Bei den Herren starten die Deutschen Tobias Wendl und Tobias Arlt nach dem Rücktritt der elffachen Weltmeister und Olympia-Zweiten von Peking, Toni Eggert und Sascha Benecken (GER), als klare Favoriten in die neue Saison. Das Duo aus Bayern hat 2022 zum dritten Mal in Serie Olympia-Gold im Doppelsitzer und in der Team-Staffel eingefahren und in der Vorsaison zum fünften Mal in ihrer Karriere im Gesamtweltcup triumphiert. In die Rolle der Jäger drängen neben den Letten Martins Bots/Roberts Plume, Emanuel Rieder/Simon Kainzwaldner (ITA) und Hannes Orlamünder/Paul Gubitz (GER) auch die Österreicher.

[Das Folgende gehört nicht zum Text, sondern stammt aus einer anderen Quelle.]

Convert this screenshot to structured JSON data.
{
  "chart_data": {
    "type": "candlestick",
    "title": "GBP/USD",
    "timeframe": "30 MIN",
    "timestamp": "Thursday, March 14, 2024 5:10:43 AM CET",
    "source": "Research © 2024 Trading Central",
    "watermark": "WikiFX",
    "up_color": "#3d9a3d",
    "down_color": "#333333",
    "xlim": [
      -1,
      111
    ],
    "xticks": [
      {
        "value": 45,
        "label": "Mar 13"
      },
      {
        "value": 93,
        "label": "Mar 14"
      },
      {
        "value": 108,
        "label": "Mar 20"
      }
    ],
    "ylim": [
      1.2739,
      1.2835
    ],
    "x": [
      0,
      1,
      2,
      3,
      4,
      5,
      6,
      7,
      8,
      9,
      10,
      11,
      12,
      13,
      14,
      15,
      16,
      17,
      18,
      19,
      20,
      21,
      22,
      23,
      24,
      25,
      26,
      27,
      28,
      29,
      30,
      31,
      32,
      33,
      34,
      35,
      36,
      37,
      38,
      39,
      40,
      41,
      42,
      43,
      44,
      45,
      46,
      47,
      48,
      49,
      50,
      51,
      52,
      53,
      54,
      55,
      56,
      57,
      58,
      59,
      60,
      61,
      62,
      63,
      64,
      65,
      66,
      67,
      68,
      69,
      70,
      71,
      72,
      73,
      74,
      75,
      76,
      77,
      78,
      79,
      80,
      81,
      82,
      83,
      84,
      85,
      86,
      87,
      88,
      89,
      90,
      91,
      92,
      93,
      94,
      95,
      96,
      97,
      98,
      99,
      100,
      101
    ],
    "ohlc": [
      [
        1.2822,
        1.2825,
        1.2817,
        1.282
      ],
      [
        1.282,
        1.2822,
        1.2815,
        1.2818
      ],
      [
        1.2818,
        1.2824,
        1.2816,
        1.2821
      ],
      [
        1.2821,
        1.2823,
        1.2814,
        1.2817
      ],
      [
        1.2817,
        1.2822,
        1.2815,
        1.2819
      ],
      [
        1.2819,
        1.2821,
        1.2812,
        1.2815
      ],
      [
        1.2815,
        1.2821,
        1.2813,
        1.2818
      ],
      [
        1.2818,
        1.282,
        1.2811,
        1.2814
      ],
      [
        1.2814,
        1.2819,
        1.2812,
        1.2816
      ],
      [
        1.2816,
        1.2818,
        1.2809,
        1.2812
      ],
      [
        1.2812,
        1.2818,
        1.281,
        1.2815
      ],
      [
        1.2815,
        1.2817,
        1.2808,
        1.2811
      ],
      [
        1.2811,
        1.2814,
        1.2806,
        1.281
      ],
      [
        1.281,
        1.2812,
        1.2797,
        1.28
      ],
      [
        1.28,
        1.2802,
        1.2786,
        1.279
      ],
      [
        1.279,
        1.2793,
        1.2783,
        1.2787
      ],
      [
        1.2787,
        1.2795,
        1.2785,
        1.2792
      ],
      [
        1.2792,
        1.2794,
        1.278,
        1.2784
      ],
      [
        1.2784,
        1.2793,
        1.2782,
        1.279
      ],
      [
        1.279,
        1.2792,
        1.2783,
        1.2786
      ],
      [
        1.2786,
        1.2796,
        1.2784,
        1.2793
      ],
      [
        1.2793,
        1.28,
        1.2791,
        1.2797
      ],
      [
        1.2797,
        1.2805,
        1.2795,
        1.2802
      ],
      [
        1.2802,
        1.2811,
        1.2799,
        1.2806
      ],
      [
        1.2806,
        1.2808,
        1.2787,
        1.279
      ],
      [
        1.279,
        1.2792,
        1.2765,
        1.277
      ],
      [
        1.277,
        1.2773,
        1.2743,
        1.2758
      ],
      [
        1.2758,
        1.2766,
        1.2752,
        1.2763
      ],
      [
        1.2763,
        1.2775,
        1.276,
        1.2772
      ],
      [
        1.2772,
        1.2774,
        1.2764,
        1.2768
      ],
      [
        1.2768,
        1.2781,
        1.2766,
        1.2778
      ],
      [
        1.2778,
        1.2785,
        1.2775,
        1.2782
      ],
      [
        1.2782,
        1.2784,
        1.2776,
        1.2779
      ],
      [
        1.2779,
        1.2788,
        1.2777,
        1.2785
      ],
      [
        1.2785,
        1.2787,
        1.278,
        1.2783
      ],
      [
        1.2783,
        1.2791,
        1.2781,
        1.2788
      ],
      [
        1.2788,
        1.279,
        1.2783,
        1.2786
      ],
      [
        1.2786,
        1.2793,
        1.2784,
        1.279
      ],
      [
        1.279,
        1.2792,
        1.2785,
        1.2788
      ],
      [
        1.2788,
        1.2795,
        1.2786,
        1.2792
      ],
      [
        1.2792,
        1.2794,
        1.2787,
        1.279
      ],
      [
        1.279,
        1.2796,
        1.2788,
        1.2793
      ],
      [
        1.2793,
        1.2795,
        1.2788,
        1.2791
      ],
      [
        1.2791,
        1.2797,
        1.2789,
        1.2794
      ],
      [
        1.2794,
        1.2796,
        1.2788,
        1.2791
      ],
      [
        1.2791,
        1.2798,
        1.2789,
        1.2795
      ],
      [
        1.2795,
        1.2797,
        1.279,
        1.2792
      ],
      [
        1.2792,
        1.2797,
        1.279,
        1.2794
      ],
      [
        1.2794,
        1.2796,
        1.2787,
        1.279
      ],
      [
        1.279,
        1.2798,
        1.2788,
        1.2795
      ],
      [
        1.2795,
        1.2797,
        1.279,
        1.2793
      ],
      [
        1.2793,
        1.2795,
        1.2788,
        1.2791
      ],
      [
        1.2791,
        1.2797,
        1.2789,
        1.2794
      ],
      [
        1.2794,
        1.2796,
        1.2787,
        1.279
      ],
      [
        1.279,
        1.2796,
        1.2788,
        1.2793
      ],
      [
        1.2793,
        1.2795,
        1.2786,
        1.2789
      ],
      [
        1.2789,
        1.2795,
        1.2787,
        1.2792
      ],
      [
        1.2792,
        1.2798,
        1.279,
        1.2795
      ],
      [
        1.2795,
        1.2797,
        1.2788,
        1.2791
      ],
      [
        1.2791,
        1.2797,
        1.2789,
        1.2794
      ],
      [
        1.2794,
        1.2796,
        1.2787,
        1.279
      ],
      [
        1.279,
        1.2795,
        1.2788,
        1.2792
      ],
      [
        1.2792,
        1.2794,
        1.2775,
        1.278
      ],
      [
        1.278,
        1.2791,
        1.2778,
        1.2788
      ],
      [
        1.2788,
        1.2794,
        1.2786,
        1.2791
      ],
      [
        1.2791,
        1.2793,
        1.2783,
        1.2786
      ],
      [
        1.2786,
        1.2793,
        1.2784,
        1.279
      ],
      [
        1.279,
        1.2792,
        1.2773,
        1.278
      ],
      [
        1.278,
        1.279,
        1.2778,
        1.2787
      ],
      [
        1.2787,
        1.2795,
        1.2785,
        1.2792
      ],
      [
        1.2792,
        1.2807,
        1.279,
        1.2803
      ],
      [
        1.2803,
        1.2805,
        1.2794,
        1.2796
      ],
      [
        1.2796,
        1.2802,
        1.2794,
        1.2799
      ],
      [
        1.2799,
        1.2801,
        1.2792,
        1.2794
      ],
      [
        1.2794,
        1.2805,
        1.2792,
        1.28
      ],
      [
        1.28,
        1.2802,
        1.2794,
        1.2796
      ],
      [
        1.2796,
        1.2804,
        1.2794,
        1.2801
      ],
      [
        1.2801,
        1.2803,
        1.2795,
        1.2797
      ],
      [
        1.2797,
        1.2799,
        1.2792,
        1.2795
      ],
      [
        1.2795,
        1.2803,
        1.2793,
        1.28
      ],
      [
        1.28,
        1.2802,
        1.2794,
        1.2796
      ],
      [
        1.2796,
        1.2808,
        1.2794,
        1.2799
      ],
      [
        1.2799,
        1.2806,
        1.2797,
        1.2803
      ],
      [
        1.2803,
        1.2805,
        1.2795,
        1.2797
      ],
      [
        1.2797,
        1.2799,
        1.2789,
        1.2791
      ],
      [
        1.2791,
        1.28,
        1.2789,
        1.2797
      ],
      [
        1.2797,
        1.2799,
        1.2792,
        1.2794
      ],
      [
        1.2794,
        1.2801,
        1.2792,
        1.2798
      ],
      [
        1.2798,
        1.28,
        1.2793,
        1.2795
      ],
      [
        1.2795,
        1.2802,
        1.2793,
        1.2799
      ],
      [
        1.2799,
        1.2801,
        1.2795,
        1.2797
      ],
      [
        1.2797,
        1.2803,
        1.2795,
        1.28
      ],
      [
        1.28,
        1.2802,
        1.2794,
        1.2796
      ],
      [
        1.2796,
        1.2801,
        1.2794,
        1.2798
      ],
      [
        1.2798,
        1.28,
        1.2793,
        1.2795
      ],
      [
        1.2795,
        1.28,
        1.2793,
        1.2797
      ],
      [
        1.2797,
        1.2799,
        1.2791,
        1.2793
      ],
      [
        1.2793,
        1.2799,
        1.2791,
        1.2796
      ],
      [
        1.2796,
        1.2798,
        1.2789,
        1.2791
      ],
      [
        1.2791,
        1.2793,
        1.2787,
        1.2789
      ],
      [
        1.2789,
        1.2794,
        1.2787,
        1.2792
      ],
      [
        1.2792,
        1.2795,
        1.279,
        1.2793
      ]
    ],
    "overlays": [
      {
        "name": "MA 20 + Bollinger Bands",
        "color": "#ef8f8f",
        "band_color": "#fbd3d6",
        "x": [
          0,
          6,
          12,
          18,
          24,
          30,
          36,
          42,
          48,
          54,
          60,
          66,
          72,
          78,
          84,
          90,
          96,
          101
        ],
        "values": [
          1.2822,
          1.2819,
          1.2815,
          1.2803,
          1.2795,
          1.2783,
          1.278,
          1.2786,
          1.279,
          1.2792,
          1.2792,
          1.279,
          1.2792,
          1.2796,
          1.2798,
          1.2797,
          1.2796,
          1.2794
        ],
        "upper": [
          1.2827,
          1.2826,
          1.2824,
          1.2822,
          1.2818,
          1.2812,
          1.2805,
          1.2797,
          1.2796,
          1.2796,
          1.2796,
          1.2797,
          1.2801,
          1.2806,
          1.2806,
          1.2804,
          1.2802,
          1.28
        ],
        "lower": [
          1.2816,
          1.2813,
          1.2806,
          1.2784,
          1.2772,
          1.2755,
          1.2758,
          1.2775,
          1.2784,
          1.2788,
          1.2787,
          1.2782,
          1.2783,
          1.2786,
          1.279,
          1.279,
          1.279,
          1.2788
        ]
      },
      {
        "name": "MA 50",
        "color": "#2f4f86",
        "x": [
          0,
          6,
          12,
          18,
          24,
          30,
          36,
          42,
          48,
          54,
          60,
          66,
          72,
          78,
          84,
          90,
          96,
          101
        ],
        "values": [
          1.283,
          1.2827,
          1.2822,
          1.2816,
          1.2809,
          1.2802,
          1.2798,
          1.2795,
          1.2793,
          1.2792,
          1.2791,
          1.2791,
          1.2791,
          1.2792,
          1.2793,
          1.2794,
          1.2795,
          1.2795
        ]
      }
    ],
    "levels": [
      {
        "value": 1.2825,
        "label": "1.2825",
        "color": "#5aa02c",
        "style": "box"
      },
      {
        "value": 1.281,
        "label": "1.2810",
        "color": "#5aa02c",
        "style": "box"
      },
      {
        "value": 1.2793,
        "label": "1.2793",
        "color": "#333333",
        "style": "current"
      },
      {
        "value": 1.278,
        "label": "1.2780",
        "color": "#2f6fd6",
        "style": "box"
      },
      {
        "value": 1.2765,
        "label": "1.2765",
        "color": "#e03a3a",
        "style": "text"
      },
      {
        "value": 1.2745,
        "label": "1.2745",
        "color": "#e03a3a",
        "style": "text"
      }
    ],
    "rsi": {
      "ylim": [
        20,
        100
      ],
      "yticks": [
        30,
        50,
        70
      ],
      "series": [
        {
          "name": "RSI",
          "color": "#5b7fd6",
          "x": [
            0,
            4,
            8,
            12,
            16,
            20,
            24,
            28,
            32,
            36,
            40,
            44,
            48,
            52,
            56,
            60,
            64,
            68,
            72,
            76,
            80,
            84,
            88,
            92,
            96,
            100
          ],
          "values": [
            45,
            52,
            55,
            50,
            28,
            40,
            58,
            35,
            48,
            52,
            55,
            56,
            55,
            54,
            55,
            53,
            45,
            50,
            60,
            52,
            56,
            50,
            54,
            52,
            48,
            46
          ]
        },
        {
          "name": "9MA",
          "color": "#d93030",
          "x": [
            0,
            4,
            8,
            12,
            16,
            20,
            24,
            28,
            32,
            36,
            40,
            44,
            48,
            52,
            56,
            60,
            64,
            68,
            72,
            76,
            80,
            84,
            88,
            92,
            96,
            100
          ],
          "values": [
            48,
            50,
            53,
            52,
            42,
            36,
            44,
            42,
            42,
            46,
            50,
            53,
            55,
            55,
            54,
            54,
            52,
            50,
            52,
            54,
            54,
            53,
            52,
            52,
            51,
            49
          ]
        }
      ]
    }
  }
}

Neben Yannick Müller und Armin Frauscher, die im Vorjahr mit drei Medaillen bei der Weltmeisterschaft in Oberhof so richtig aufzeigen konnten, drängen auch Juri Gatt und Riccardo Schöpf ins Rampenlicht. Die 22-jährigen Tiroler, die im vergangenen Dezember in Igls ihren ersten Weltcupsieg feiern konnten, schrammten im Gesamtweltcup 2022/23 als Viertplatzierte nur knapp am Podium vorbei. Geht man von der individuellen Klasse und Erfahrung aus, muss man auch das neu formierte Duo Thomas Steu und Wolfgang Kindl am Zettel haben. Der Vorarlberger bildet nach dem Rücktritt von Lorenz Koller mit dem 35-jährigen Tiroler ein Team. Kindl, in seiner angestammten Disziplin Olympia-Zweiter, Doppel-Weltmeister und Europameister, wird weiterhin auch im Einsitzer an den Start gehen.